I would agree with the Attorney-General. I actually hope that his belief is correct—that it would be inconceivable to see a future Australian government use the defence forces in any way other than the proper way of assistance to the state or territory that needs them. I’m hopeful that his belief in that is a correct one and will be accurate. But belief is not enough. Frankly, good drafting and good laws are what are critical, and that’s what is more important.

It’s worth remembering, when we talk about this, that the government has a track record of telling us that there is a difference between the wording of its laws and how they will be implemented. Let’s not forget the My Health Record debacle earlier this year, when it was put forward by the government that the police would not be able to access our My Health Record data without a search warrant, yet the legislation as originally drafted explicitly gave them that that power. It has since been taken away.

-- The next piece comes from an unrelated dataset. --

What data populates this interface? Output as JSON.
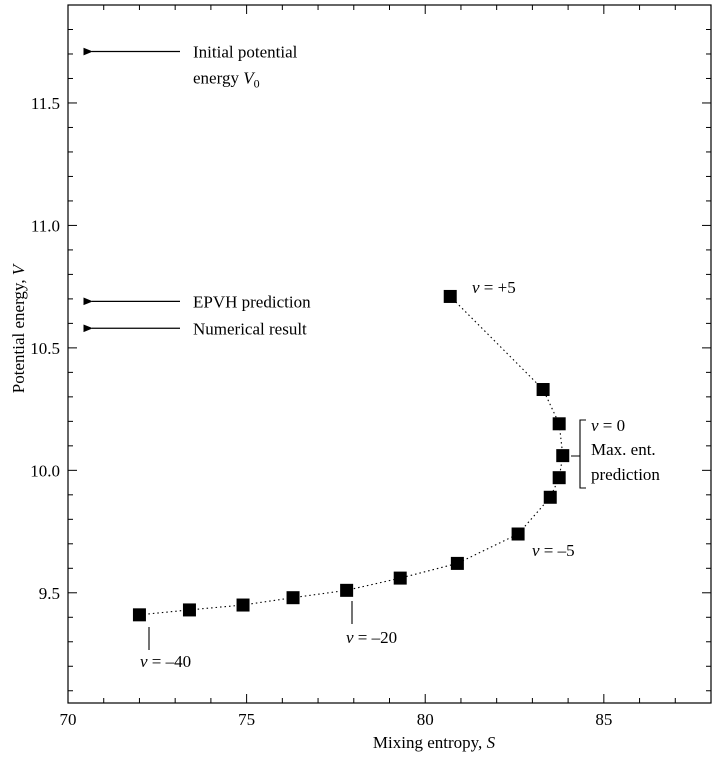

I should also say, in the context of all of this: it’s about putting limitations on the politicians—on the government. I have the utmost confidence in our ADF personnel and that they will carry out the work that they do in the most professional manner. In fact, I experienced and saw, firsthand, when I was working in Iraq, our ADF personnel using skills and professionalism in the work that they did. In fact, I and my colleague Mike Kelly, the member for Eden-Monaro, who is not here, worked on a defence aid to the civil authority for the new government of Iraq—largely on the same principles that we’re debating here today. They were very, very important elements, particularly for a country which did not have a tradition of civilian control of the military, let alone limitations around the use of their military in domestic actions. In fact, they were abused mightily, to the detriment of the Iraqi people, for many, many decades.

I note, too, that the Senate Legal and Constitutional Affairs Legislation Committee reported its inquiry on this bill on 3 September and recommended that the bill be passed and that the government give consideration to providing clear definitions of ‘specified circumstances’ in the legislation itself or in the explanatory memorandum. That has been done, and we acknowledge that the government has made those changes. On that basis, we provide our support, satisfied that the changes that needed to be made to improve this legislation have been made. I acknowledge the work that has been done by all on this, including those at Defence. On that basis, I provide my and Labor’s support for the bill.